The opinion of the court was delivered by: Garland E. Burrell, Jr. United States District Judge
ORDER DENYING DEFENDANTS' MOTION TO ENFORCE A SETTLEMENT AGREEMENT
Defendants filed a motion on April 20, 2011, in which they "move this Court to enforce the settlement agreement reached by the parties," arguing: "Plaintiffs agreed to settle the entire case by conveying, through their attorney, their assent to the material terms of the agreement to defense counsel, by filing a Notice of Settlement with the Court, and by providing various settlement amounts to be paid to the Plaintiffs." (Def.'s Mot. 7:6-10.) Defendants argue that after a mediation, the parties reached an oral settlement agreement under which Defendant City of Elk Grove (the "City") "agreed to pay Plaintiffs and their attorney . . . $105,000 to resolve claims stemming from the July 1, 2008 arrest of Plaintiff Tamara Dumas." (Defs.' Reply 1:27-2:1-2.) Plaintiffs oppose the motion, arguing, inter alia, that the "parties did not intend to be bound until a settlement agreement was set forth in writing, signed, and formally approved by the Elk Grove City Council." (Pl.'s Opp. 1:18-20.)
"It is well settled that a district court has the equitable power to enforce summarily an agreement to settle a case pending before it. However, the district court may enforce only complete settlement agreements." Callie v. Near, 829 F.2d 888, 890 (9th Cir. 1987). "Because [the decision whether to] exercise [this] authority . . . depends on the parties' agreement to a complete settlement, the court cannot [decide whether it should] enforce a settlement until it concludes that a complete agreement has been reached and determines the terms and conditions of that agreement." Hensley v. Alcon Labs., Inc., 277 F.3d 535, 540 (4th Cir. 2002). The formation of a complete settlement agreement requires "the intent of the parties to bind themselves . . . [and] agreement on its material terms." Callie, 829 F.2d at 891. "The construction and enforcement of settlement agreements are governed by principles of local law which apply to interpretation of contracts generally." United Commercial Ins. Serv., Inc. v. Paymaster Corp., 962 F.2d 853, 856 (9th Cir. 1992). Here, "this Court applies California law regarding the formation and interpretation of [the parties' alleged oral settlement agreement]." Roundtree v. Adams, 2009 WL 790038, at *4 (E.D. Cal. Mar. 23, 2009).
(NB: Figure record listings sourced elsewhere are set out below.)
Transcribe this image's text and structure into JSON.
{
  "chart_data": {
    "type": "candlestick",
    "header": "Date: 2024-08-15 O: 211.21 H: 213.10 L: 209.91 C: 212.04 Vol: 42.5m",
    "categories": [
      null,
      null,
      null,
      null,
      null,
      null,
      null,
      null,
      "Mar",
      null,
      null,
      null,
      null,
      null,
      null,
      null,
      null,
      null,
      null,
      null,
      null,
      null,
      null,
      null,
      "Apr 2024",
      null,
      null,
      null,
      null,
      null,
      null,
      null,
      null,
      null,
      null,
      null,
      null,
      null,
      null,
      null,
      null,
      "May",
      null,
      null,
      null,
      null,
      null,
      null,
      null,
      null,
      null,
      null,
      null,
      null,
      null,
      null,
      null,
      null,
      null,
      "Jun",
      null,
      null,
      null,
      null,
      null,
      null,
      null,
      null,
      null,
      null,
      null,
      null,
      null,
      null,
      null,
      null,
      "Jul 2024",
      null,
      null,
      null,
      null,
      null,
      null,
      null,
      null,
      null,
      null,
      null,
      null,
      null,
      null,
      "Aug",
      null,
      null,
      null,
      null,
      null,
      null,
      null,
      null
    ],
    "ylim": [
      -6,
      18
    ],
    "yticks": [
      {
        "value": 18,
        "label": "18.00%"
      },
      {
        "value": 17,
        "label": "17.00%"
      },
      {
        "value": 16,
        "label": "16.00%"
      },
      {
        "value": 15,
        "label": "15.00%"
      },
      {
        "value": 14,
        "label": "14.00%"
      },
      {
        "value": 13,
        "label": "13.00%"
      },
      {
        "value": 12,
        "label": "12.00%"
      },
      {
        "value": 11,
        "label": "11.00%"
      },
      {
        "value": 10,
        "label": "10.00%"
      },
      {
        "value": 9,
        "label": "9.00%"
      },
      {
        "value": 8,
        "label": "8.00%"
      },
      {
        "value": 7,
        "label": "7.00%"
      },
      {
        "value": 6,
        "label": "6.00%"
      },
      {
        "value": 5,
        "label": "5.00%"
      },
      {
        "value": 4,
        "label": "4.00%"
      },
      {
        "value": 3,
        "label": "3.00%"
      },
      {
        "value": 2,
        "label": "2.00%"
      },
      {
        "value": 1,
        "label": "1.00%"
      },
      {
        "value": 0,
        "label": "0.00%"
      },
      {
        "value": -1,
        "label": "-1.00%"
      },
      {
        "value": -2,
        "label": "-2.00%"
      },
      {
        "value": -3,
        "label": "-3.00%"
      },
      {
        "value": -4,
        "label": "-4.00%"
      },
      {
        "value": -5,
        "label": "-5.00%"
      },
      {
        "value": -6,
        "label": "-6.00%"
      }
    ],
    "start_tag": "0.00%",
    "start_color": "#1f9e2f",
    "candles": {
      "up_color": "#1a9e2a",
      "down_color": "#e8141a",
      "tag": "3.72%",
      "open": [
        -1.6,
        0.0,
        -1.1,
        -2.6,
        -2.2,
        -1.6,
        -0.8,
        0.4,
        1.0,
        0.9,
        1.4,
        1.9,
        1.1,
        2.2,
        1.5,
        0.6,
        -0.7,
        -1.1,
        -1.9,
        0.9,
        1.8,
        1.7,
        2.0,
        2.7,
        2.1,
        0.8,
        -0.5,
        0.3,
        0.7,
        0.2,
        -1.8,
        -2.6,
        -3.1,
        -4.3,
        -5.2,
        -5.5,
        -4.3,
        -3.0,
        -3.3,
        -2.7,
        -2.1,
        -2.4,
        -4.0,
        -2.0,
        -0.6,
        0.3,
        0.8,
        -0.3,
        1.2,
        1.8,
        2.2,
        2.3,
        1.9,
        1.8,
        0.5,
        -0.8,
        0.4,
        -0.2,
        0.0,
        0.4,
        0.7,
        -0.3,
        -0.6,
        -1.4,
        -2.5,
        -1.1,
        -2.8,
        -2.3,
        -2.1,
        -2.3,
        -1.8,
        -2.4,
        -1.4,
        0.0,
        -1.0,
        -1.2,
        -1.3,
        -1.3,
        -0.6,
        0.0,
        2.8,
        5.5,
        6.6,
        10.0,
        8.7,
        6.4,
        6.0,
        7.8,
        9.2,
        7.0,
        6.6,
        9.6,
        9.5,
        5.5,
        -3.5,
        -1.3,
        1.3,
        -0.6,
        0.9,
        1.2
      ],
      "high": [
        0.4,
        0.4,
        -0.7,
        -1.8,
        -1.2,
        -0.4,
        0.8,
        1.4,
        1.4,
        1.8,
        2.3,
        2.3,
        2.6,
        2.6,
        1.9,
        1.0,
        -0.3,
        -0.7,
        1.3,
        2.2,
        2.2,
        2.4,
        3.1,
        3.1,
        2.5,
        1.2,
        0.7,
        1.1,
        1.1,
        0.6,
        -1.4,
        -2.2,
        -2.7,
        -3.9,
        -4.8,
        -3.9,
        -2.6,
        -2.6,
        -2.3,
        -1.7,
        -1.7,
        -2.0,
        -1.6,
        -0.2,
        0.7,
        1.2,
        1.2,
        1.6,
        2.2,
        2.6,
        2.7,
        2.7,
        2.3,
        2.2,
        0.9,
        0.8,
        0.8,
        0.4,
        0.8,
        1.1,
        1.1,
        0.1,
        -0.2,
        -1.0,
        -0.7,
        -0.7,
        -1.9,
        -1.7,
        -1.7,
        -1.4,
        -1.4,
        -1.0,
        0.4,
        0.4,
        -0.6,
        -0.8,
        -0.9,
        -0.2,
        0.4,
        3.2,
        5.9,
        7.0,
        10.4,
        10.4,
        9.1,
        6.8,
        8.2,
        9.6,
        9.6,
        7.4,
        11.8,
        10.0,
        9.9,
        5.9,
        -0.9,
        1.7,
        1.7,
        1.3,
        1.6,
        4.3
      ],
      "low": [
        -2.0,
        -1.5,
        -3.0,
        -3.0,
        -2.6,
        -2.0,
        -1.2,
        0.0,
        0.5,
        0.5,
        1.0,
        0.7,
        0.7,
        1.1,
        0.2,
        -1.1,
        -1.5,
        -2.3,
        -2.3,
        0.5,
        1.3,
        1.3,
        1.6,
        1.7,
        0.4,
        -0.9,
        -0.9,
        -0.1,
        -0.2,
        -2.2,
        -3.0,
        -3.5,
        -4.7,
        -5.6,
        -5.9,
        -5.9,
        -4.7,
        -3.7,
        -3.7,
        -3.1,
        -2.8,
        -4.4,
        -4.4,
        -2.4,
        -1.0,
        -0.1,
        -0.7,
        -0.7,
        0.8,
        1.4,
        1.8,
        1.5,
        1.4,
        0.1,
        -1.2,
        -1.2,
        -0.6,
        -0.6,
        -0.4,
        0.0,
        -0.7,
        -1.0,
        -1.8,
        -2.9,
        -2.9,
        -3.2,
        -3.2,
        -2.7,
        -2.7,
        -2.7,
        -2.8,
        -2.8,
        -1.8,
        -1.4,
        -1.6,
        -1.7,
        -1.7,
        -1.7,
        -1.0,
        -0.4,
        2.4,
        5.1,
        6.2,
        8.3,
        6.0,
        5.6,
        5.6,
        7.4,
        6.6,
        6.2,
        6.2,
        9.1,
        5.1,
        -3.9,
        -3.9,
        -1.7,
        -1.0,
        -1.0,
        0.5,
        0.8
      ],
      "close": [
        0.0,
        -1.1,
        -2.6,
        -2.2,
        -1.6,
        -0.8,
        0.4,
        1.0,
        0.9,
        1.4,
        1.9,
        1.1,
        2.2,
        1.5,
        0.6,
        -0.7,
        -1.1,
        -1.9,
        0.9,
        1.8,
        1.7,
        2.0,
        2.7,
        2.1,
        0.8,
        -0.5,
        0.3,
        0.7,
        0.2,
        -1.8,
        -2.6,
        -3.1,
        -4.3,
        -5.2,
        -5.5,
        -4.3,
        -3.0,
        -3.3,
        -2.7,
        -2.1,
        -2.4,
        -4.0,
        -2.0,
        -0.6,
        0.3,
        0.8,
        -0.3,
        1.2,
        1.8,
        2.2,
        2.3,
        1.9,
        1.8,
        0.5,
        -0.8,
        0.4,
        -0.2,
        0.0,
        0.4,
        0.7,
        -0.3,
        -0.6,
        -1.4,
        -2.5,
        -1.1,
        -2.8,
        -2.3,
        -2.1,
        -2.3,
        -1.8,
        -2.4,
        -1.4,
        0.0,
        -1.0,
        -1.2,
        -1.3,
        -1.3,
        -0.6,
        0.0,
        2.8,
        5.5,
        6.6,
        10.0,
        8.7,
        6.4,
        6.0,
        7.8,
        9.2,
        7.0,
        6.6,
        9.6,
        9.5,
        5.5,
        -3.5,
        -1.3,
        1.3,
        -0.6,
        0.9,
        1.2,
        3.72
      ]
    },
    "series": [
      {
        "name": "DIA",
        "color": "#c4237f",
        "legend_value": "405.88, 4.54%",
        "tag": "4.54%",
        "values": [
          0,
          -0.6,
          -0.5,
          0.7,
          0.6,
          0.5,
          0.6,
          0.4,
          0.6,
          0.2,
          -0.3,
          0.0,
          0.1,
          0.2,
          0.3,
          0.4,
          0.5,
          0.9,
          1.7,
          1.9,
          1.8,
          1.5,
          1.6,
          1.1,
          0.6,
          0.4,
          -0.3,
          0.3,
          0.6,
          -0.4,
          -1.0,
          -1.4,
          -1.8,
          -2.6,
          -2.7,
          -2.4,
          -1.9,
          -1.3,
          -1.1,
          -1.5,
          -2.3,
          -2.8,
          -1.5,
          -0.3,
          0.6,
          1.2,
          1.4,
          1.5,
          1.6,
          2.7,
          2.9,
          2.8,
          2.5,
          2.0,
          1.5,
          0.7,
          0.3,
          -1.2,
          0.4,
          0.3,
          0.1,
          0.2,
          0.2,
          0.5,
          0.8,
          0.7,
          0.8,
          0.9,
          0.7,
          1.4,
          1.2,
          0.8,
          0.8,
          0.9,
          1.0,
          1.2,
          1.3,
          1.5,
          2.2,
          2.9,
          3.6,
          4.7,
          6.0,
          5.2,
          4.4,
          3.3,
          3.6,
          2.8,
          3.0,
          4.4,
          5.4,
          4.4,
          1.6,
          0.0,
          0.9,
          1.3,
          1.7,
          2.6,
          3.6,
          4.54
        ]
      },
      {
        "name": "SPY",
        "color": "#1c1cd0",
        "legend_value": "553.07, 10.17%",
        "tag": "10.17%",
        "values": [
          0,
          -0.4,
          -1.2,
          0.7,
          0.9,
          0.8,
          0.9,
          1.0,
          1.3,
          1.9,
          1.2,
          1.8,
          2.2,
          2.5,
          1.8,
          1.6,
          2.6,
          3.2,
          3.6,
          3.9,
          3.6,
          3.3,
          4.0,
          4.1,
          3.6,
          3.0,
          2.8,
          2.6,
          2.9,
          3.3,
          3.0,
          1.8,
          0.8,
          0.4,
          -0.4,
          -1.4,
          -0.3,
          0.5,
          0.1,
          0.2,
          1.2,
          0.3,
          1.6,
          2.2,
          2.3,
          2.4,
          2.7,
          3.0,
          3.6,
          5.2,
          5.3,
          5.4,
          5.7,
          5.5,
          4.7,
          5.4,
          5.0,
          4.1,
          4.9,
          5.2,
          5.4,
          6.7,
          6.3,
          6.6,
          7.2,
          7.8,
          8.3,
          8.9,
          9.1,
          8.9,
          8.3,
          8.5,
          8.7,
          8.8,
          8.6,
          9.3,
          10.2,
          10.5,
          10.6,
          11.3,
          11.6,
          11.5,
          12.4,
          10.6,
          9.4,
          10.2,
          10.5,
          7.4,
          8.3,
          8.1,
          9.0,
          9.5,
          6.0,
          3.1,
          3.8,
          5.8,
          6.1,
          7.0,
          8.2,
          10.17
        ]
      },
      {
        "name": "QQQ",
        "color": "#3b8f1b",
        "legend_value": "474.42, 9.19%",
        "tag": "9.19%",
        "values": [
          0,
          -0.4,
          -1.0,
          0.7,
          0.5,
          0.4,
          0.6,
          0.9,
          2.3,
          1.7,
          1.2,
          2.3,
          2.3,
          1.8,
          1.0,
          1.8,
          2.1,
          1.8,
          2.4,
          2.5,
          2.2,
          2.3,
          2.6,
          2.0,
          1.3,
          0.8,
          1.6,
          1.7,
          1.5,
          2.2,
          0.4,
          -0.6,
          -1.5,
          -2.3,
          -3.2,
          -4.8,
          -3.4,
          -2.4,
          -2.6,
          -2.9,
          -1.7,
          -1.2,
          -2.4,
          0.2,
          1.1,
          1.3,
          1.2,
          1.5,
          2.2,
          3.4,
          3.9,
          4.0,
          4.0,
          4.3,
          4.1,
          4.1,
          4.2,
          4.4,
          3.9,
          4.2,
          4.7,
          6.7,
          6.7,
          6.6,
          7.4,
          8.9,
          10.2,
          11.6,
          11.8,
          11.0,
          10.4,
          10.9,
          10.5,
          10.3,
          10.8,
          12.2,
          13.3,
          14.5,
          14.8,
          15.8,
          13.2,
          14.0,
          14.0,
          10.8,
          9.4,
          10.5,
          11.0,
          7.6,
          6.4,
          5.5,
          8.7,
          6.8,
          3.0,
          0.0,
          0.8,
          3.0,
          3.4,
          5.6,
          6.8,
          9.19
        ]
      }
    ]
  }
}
Defendants argue that on July 29, 2010, the parties "had an agreement as to all material terms." (Def.'s Mot. 9:3.) However, even assuming, arguendo, the parties agreed upon material terms on July 29, 2010, it is clear from the Notice of Settlement filed on August 9, 2010, that the parties agreed to an additional term which conditioned the settlement upon approval by the City. "A contract not in writing may be modified in any respect by consent of the parties, in writing, without new consideration, and is extinguished thereby to the extent of the modification." Cal. Civ. Code § 1697 (2011). "Mutual consent is determined under an objective standard applied to the outward manifestations or expressions of the parties . . . ." Bustamente v. Intuit, Inc., 141 Cal. App. 4th 199, 208 (2006) (internal citation and quotation marks omitted).
The Notice of Settlement, signed by both Plaintiff and Defendants, states: "The settlement is conditioned upon approval by the [City]." (Notice of Settlement 2:1-1, Aug. 9, 2010; ECF No. 32.) Therefore, Plaintiff and Defendants' written Notice of Settlement added a condition precedent which makes clear that the parties did not intend to bind themselves until the City approved the settlement. However, there is no evidence that the City ever approved of a settlement agreement with Plaintiffs. Absent such evidence, there is no complete settlement agreement which the Court can enforce. Therefore, Defendants' motion to enforce a settlement agreement with Plaintiffs is DENIED.